Models downloaded through hfl may have their own license restrictions. hfl displays license information before download and stores it with the model metadata. Users are responsible for complying with model licenses.
Common restrictions include:
- Non-commercial use only (CC-BY-NC, MRL)
- Attribution required (Llama, Gemma)
- Usage restrictions (OpenRAIL)
Use hfl inspect <model> to view license details for downloaded models.
AI models may generate inaccurate, biased, or inappropriate content. Users are solely responsible for evaluating and using model outputs appropriately.

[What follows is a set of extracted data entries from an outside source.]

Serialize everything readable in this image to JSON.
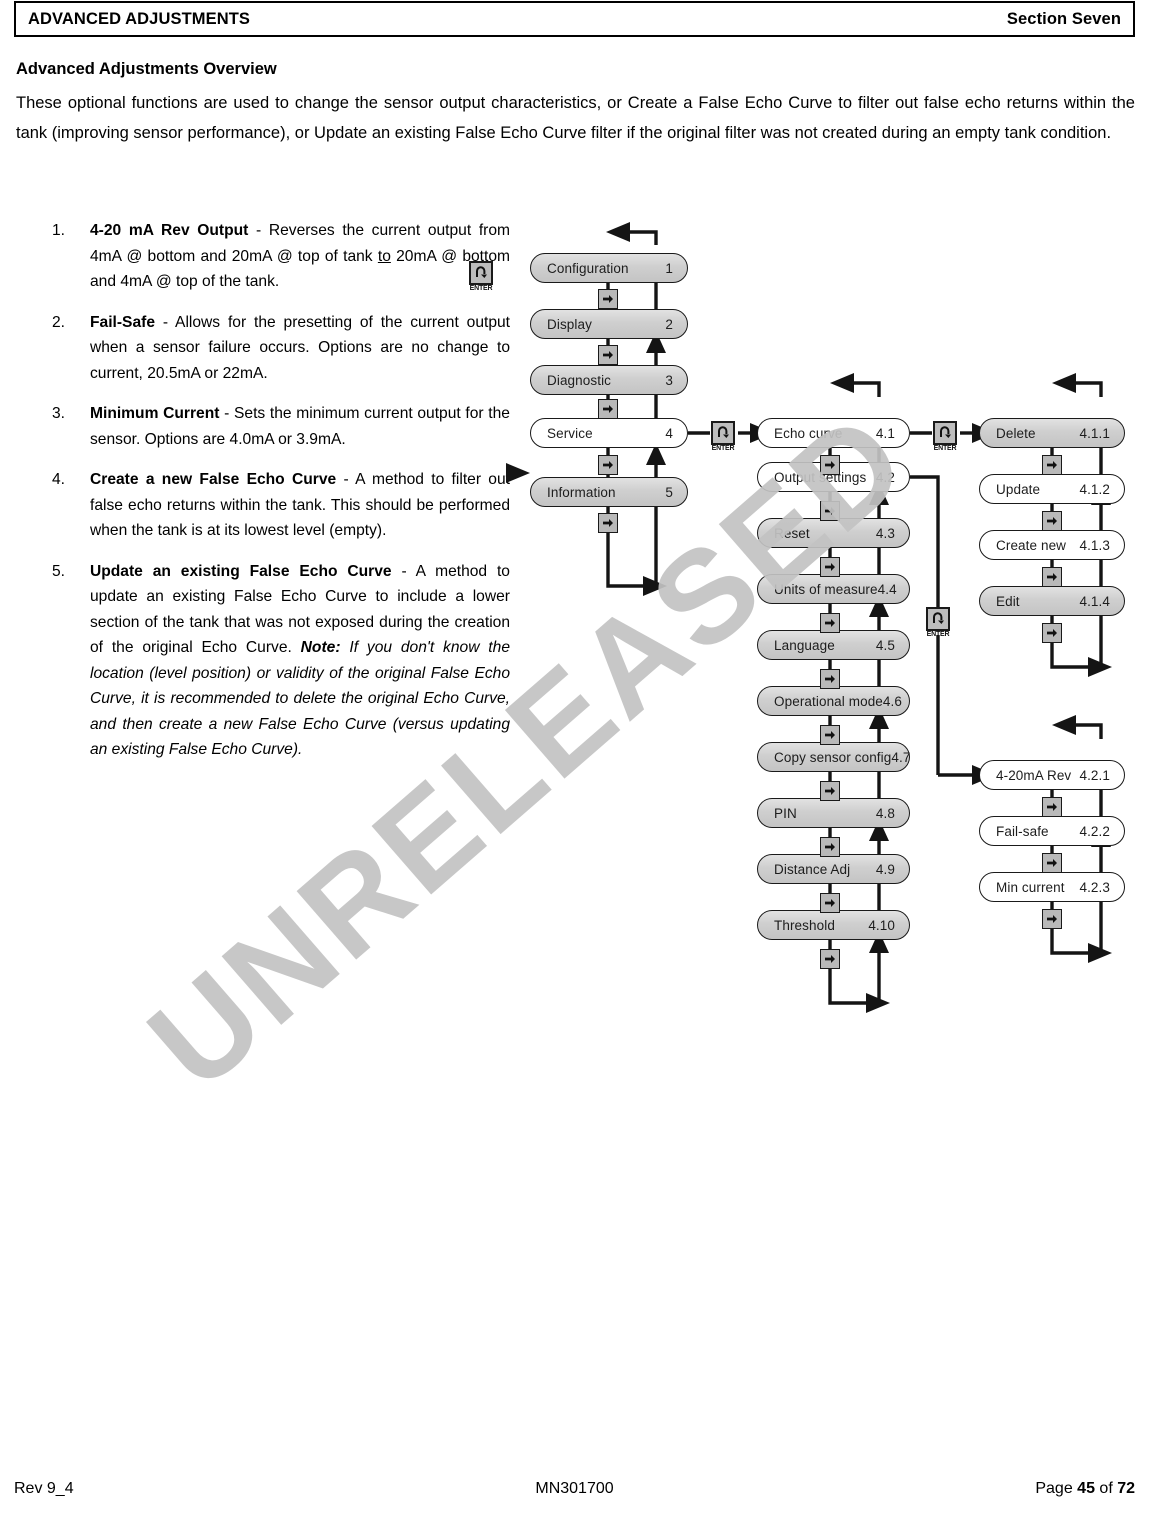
{
  "header": {
    "left_title": "ADVANCED ADJUSTMENTS",
    "right_title": "Section Seven"
  },
  "overview": {
    "title": "Advanced Adjustments Overview",
    "paragraph": "These optional functions are used to change the sensor output characteristics, or Create a False Echo Curve to filter out false echo returns within the tank (improving sensor performance), or Update an existing False Echo Curve filter if the original filter was not created during an empty tank condition."
  },
  "features": [
    {
      "number": "1.",
      "term": "4-20 mA Rev Output",
      "body_1": " - Reverses the current output from 4mA @ bottom and 20mA @ top of tank ",
      "underlined": "to",
      "body_2": " 20mA @ bottom and 4mA @ top of the tank."
    },
    {
      "number": "2.",
      "term": "Fail-Safe",
      "body_1": " - Allows for the presetting of the current output when a sensor failure occurs. Options are no change to current, 20.5mA or 22mA."
    },
    {
      "number": "3.",
      "term": "Minimum Current",
      "body_1": " - Sets the minimum current output for the sensor. Options are 4.0mA or 3.9mA."
    },
    {
      "number": "4.",
      "term": "Create a new False Echo Curve",
      "body_1": " - A method to filter out false echo returns within the tank.  This should be performed when the tank is at its lowest level (empty)."
    },
    {
      "number": "5.",
      "term": "Update an existing False Echo Curve",
      "body_1": " - A method to update an existing False Echo Curve to include a lower section of the tank that was not exposed during the creation of the original Echo Curve. ",
      "note_label": "Note:",
      "note_body": "  If you don't know the location (level position) or validity of the original False Echo Curve, it is recommended to delete the original Echo Curve, and then create a new False Echo Curve (versus updating an existing False Echo Curve)."
    }
  ],
  "watermark": {
    "text": "UNRELEASED",
    "color": "#c3c3c3"
  },
  "diagram": {
    "enter_label": "ENTER",
    "menu_level_1": [
      {
        "label": "Configuration",
        "index": "1",
        "state": "gray"
      },
      {
        "label": "Display",
        "index": "2",
        "state": "gray"
      },
      {
        "label": "Diagnostic",
        "index": "3",
        "state": "gray"
      },
      {
        "label": "Service",
        "index": "4",
        "state": "white"
      },
      {
        "label": "Information",
        "index": "5",
        "state": "gray"
      }
    ],
    "menu_level_2": [
      {
        "label": "Echo curve",
        "index": "4.1",
        "state": "white"
      },
      {
        "label": "Output settings",
        "index": "4.2",
        "state": "white"
      },
      {
        "label": "Reset",
        "index": "4.3",
        "state": "gray"
      },
      {
        "label": "Units of measure",
        "index": "4.4",
        "state": "gray"
      },
      {
        "label": "Language",
        "index": "4.5",
        "state": "gray"
      },
      {
        "label": "Operational mode",
        "index": "4.6",
        "state": "gray"
      },
      {
        "label": "Copy sensor config",
        "index": "4.7",
        "state": "gray"
      },
      {
        "label": "PIN",
        "index": "4.8",
        "state": "gray"
      },
      {
        "label": "Distance Adj",
        "index": "4.9",
        "state": "gray"
      },
      {
        "label": "Threshold",
        "index": "4.10",
        "state": "gray"
      }
    ],
    "menu_level_3_echo": [
      {
        "label": "Delete",
        "index": "4.1.1",
        "state": "gray"
      },
      {
        "label": "Update",
        "index": "4.1.2",
        "state": "white"
      },
      {
        "label": "Create new",
        "index": "4.1.3",
        "state": "white"
      },
      {
        "label": "Edit",
        "index": "4.1.4",
        "state": "gray"
      }
    ],
    "menu_level_3_output": [
      {
        "label": "4-20mA Rev",
        "index": "4.2.1",
        "state": "white"
      },
      {
        "label": "Fail-safe",
        "index": "4.2.2",
        "state": "white"
      },
      {
        "label": "Min current",
        "index": "4.2.3",
        "state": "white"
      }
    ]
  },
  "footer": {
    "revision": "Rev 9_4",
    "document_number": "MN301700",
    "page_prefix": "Page ",
    "page_number": "45",
    "page_of": " of ",
    "page_total": "72"
  }
}
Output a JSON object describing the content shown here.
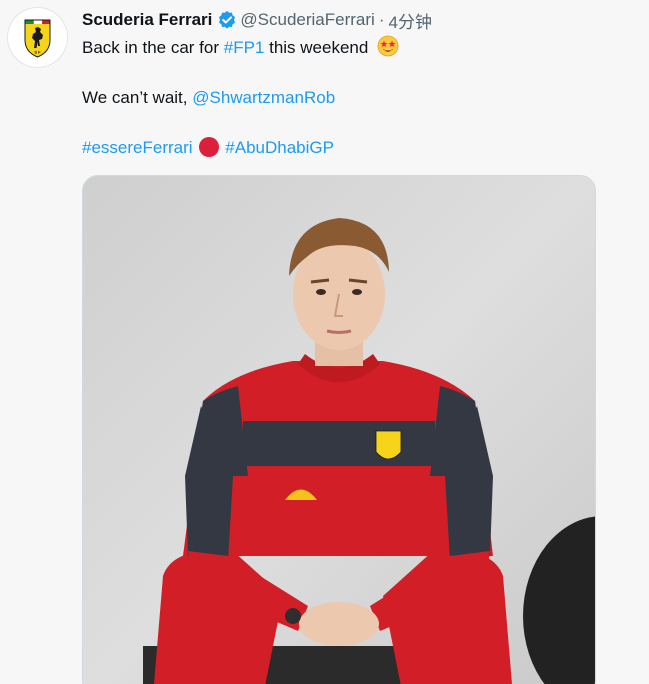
{
  "tweet": {
    "author_name": "Scuderia Ferrari",
    "verified": true,
    "handle": "@ScuderiaFerrari",
    "separator": "·",
    "time": "4分钟",
    "line1_text": "Back in the car for ",
    "line1_hashtag": "#FP1",
    "line1_suffix": " this weekend",
    "line1_emoji": "star-struck-emoji",
    "line2_text": "We can’t wait, ",
    "line2_mention": "@ShwartzmanRob",
    "line3_hashtag1": "#essereFerrari",
    "line3_flag": "red-circle-emoji",
    "line3_hashtag2": "#AbuDhabiGP"
  },
  "colors": {
    "link": "#1d9bf0",
    "verified_badge": "#1d9bf0",
    "ferrari_yellow": "#f5d41a",
    "suit_red": "#d21f27"
  },
  "icons": {
    "avatar": "ferrari-logo",
    "badge": "verified-badge-icon"
  },
  "media": {
    "alt": "driver-photo"
  }
}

See DISCLAIMER.md for full details.
"OpenAI" is a trademark of OpenAI, Inc. "Ollama" is a trademark of Ollama, Inc. "Hugging Face" and the Hugging Face logo are trademarks of Hugging Face, Inc. These marks are used here for identification purposes only.
hfl is an independent project and is not affiliated with, endorsed by, or officially connected to Hugging Face, Inc., OpenAI, Inc., or Ollama, Inc. References to these services describe technical interoperability only.
hfl is source-available under the hfl Responsible Use License (HRUL) v1.0.
This license allows free use, modification, and commercial distribution with one condition: derivative works that are publicly distributed must maintain the legal compliance features (license checking, AI disclaimers, provenance tracking, privacy protections, and gating respect).
You are free to rewrite, extend, rebrand, and sell derivatives — you just can't strip out the safety features.
Note: The HRUL is not an OSI-approved open-source license. It is a source-available license with responsible use requirements, inspired by Apache 2.0, GPL copyleft, and the RAIL family of AI licenses.
See LICENSE for the full text and LICENSE-FAQ.md for common questions.